What Exactly Is a Sustainable Diet? Here’s What That Means
Younger generations are anxious about climate change, reporting that they feel "very" or "extremely" worried about the planet with more than half noting that the concept makes them feel "powerless" or "afraid." And despite almost 54 percent of Millennials adopting "flexitarian" diets to minimize their environmental footprints, new research suggests that more young consumers lack understanding about what exactly a planet-friendly, sustainable diet is.
Researchers from Bournemouth University set out to figure out how much British and European consumers understood about sustainable diets. The research pointed out that current estimate claim that diet contributes to between 20 to 30 percent of the total environmental footprint. Published in Appetite, the research found that participants felt unsure or simply did not know about what makes food sustainable or environmentally friendly. The study interviewed 21 young adults to collect this data.
"When thinking about how to live more sustainably, people seem to understand that this can mean taking fewer flights, using the car less, recycling more, but it seems that not everyone is aware of the difference that changing their diet can make as well," Katherine Appleton, Professor of Psychology at Bournemouth University, who led the study, said.
What Is a Sustainable Diet?
Sustainable diets are defined as "diets with low environmental impacts which contribute to food and nutrition security and to healthy life for present and future generations," according to the United Nations. Some considerations about a food's environmental impact may include:
- Production efficiency
- Farming practices
- Employment practices
- Food waste
- Ingredient availability
- Shipping distance
The study claimed that most participants claimed that they would adopt sustainable food habits, but felt uncertain about how to make the changes. The interview data revealed that participants were more likely to make small changes such as reducing meat consumption but not completely cutting it out.

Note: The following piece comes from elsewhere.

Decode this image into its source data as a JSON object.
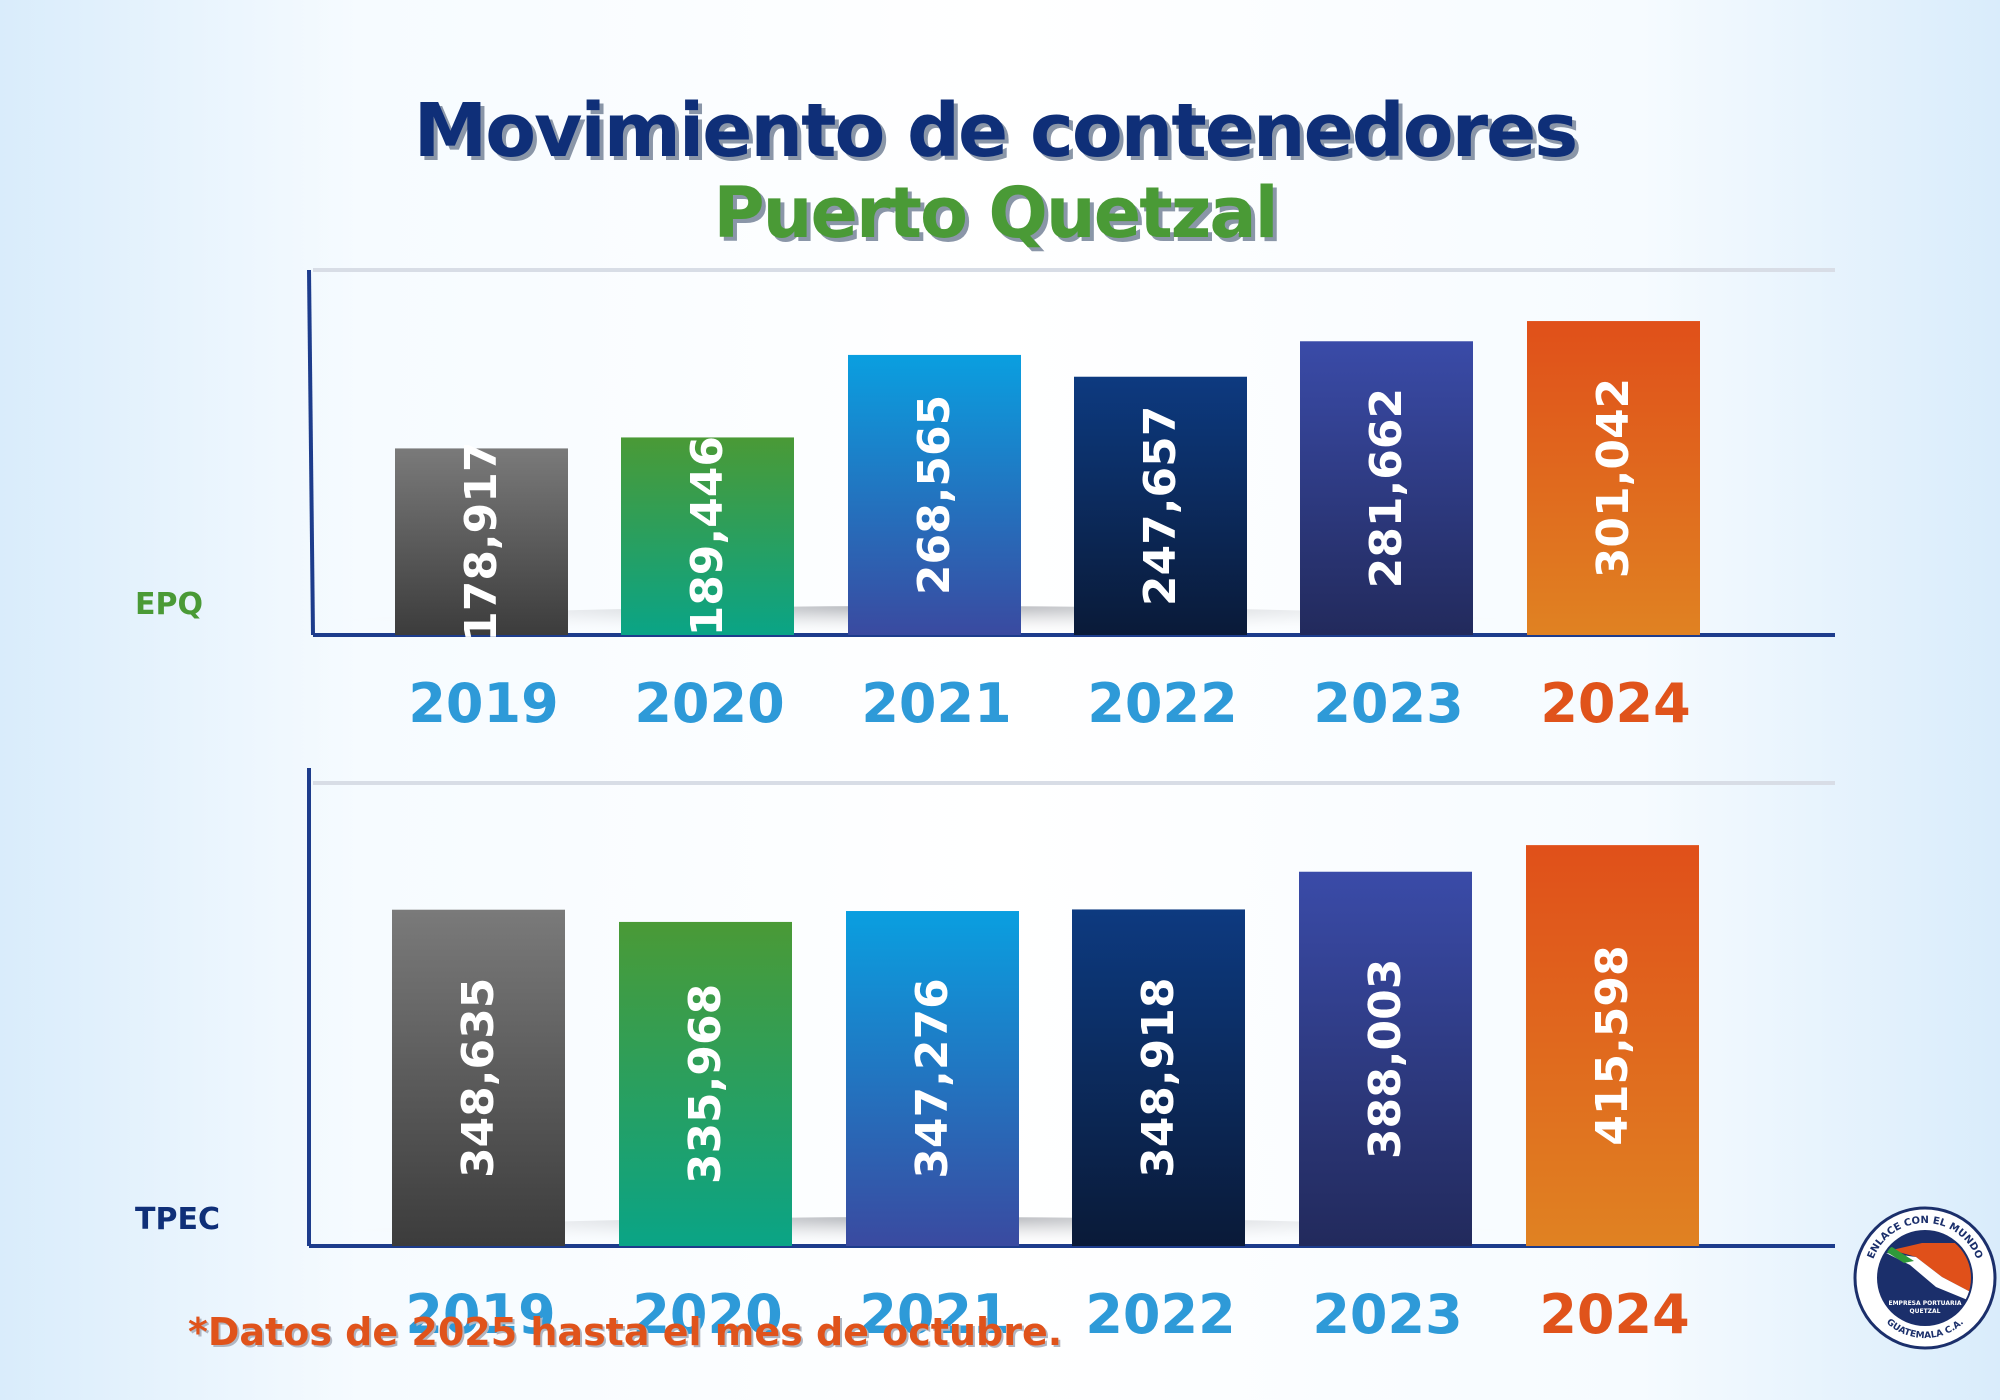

The researcher emphasizes that the study showed that more education is necessary to persuade consumers to adopt sustainable diets. The research team concluded that considering consumer preference and increasing food accessibility will help curb this lack of understanding.
"We were surprised by our findings. We had originally intended to look at how we can encourage people to eat more foods such as beans and pulses, but we discovered that people still don't know enough about why this is important, so to talk about increasing the consumption of specific foods is getting too far ahead for many," Appleton explained.
"We need to promote greater awareness and knowledge of how changes to eating habits can go some way to helping the planet, while also offering some suggested changes that are likely to be acceptable and acted upon."
Plant-Based Diets Are Planet-Friendly
Even though consumers need more information about sustainable diets, approximately 85 percent of the world is experiencing the effects of climate change directly. UN Secretary-General António Guterres warned of climate "disaster" ahead of the United Nations' COP climate change conference.
Eating plant-based diets can help curb food-related emissions by 61 percent, and that's largely due to reducing beef and dairy intake. Nearly 40 percent of methane emissions worldwide can be attributed to cattle production. UN researchers announced that the world must cut methane emissions by 33 percent by 2030 to effectively slow down climate change.
In Europe, several countries have reduced their average meat consumption, according to the Good Food Institute Europe. The report found that over 50 percent of consumers in France, Spain, Italy, and Germany have cut their meat consumption. The survey found that over 60 percent of respondents felt that alternatives to animal-based meat and dairy products should be available in stores.